Die Welt (Florian Flade) zeichnet nach, was das nordrhein-westfälische Landeskriminalamt über den späteren Attentäter wusste. focus.de weist auf brisante Stellen aus dem am Wochenende bekannt gewordenen LKA-Bericht hin.

Rechtspolitik

Autonomes Fahren: Der Automobilhersteller BMW und die Allianz befürworten eine Beibehaltung der Fahrzeughalterhaftung auch bei Unfällen mit autonom fahrenden Autos. Eine Haftung des Herstellers lehnen die Unternehmen ab, so die SZ (Herbert Fromme).
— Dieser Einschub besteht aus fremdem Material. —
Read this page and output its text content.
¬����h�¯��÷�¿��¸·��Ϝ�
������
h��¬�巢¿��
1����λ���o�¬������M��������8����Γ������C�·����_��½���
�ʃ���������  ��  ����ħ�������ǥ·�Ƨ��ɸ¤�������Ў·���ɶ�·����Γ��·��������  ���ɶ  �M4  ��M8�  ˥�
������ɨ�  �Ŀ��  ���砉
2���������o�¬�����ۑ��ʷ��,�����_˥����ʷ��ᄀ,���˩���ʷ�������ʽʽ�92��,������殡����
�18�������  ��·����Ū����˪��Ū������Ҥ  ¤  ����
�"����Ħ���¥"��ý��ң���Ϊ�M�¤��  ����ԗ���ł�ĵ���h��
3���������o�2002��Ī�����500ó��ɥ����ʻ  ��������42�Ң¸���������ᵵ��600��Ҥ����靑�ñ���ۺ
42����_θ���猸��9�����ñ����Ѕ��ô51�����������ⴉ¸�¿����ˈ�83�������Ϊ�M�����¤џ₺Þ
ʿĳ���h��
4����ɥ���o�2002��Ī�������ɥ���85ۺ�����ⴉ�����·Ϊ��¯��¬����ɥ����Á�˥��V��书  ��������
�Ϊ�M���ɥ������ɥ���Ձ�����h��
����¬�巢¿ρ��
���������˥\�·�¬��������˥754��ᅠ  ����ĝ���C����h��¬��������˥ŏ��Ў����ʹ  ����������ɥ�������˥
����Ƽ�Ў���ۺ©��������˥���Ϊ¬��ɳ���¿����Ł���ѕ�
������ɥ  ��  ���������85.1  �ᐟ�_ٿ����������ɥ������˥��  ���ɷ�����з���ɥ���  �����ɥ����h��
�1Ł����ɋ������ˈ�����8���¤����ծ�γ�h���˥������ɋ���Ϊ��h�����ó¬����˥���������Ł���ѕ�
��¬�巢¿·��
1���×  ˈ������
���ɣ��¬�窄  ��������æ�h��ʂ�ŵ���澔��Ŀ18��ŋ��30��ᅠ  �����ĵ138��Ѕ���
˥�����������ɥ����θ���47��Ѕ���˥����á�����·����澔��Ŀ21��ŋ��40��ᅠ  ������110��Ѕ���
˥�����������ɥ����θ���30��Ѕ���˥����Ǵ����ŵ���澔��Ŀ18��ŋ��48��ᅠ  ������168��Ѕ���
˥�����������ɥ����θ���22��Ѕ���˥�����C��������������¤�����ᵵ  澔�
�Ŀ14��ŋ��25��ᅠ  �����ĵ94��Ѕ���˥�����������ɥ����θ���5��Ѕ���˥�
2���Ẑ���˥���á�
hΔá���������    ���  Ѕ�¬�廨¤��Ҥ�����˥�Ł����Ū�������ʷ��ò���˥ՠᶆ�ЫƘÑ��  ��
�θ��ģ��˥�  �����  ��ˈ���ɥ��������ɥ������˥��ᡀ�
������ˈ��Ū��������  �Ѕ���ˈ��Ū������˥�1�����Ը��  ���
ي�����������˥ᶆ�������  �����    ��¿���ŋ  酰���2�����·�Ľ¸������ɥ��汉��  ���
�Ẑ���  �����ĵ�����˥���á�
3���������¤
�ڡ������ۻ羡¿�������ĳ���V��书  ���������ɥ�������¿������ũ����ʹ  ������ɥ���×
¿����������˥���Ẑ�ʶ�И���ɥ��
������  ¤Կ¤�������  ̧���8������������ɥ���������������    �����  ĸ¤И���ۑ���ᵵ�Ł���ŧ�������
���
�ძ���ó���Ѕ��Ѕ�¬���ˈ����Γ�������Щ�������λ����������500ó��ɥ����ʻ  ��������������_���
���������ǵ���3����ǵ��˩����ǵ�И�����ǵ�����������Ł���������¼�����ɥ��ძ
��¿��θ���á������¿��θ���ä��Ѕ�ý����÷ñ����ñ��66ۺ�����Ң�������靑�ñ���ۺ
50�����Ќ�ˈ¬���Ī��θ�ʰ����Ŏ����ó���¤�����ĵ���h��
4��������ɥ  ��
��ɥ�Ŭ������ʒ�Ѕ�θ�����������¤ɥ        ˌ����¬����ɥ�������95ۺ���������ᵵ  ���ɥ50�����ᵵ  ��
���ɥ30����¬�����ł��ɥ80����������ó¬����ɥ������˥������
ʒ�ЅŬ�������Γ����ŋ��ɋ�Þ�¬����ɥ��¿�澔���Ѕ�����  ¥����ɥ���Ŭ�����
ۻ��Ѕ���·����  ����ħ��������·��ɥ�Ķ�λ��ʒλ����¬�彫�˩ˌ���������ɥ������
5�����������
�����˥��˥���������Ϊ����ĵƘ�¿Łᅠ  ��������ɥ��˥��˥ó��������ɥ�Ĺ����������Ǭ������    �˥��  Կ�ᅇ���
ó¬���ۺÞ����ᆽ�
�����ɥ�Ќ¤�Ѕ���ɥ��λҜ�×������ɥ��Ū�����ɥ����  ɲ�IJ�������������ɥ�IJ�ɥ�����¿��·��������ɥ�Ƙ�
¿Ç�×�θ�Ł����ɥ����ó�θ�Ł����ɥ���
Heribert Prantl (SZ) meint, dass damit die Haftung auf Halter und Fahrer abgewälzt werde. Die Hersteller würden eine Gefahrenquelle schaffen und müssten daher auch haften.
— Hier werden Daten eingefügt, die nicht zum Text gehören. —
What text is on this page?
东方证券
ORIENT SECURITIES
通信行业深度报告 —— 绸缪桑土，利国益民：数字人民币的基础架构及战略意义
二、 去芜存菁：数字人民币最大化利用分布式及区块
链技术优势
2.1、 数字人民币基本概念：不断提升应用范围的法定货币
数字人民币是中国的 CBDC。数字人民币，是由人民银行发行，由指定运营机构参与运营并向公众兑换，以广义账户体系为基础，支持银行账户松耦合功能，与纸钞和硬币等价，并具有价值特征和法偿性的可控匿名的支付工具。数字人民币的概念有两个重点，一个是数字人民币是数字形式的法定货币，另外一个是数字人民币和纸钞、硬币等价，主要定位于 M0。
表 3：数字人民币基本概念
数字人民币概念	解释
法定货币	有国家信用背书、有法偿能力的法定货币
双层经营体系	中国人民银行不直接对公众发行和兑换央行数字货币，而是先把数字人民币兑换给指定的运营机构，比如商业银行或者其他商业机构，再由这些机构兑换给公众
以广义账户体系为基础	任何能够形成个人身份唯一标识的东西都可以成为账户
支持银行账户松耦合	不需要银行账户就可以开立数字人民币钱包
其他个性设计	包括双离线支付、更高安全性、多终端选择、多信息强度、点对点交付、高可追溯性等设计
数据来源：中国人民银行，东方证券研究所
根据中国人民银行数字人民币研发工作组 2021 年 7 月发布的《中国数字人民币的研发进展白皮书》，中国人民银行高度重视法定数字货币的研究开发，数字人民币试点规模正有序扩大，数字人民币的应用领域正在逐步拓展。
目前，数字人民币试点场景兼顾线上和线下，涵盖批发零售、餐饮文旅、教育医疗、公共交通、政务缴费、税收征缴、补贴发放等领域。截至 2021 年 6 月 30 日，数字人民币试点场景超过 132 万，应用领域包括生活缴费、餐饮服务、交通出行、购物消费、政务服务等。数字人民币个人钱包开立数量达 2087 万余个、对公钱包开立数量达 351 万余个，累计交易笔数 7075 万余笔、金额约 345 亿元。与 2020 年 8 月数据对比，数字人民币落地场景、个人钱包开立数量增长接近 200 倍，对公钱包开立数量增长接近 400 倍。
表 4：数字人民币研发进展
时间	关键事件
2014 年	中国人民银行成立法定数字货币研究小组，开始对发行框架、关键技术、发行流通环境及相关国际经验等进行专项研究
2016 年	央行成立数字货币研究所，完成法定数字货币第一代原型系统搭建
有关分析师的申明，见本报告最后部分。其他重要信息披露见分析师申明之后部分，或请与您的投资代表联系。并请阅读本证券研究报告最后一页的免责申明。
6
Internetkriminalität: Der Deutsche Richterbund kritisiert nach einer Meldung der FAZ (Hendrik Wieduwilt) die geplante Vorabbeteiligung von Gerichten bei Bußgeldern gegen Internetkonzerne. Nach dem Gesetzentwurf sollen Gerichte die Rechtswidrigkeit eines Beitrags feststellen, bevor ein Bußgeld verhängt wird. Rechtsprofessor Alexander Peukert meint auf cicero.de, dass dadurch ein Sonderverfahren etabliert werde, das den Zweck habe, den Kampf gegen Internetkriminalität aus der Öffentlichkeit herauszuhalten. Er kritisiert außerdem die unklaren Begriffe im Gesetzentwurf und die sieht die Gefahr von Zensur.
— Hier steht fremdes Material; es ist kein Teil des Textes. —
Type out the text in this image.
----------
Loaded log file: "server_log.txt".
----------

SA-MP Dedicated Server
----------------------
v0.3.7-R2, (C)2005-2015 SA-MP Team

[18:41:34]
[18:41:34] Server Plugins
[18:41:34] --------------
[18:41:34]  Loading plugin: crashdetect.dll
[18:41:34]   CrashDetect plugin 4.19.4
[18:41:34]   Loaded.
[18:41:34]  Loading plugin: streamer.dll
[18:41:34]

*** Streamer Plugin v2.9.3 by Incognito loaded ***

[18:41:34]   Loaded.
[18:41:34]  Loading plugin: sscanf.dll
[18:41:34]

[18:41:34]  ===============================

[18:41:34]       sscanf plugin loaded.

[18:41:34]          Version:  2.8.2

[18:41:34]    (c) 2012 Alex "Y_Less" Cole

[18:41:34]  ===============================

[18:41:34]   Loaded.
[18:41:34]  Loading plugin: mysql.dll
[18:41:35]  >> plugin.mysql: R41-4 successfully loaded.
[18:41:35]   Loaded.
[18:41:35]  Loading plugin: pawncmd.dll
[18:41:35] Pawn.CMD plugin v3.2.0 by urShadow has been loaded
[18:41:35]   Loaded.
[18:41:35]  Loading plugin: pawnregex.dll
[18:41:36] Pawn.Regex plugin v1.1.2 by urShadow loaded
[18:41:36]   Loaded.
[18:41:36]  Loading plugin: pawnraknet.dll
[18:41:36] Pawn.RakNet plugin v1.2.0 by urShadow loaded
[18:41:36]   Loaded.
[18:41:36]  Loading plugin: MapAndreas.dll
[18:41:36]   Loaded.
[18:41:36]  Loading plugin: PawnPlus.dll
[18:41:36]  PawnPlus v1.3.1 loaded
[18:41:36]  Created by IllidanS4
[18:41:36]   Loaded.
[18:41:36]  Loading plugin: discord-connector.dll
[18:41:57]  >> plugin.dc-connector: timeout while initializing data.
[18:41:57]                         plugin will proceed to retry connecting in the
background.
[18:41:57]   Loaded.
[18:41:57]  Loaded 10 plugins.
Verfassungsfeindliche Parteien: Im Podcast von lto.de (Michael Reissenberger) nimmt der Parteirechtler Martin Morlok Stellung zu den aktuellen Plänen, verfassungsfeindlichen Parteien die Finanzierung zu entziehen. Trotz "kontraproduktiver Momente" begrüßt Morlok ein solches Vorgehen. Ein Verfahren mit dem Bundesverwaltungsgericht in erster Instanz sei bei einer entsprechenden Verfassungsänderung zwar möglich, berge jedoch die Gefahr, dass häufig zu dem Instrument gegriffen werde. Das Erstarken der AfD sieht er als Ausdruck eines funktionierenden Parteiensystems.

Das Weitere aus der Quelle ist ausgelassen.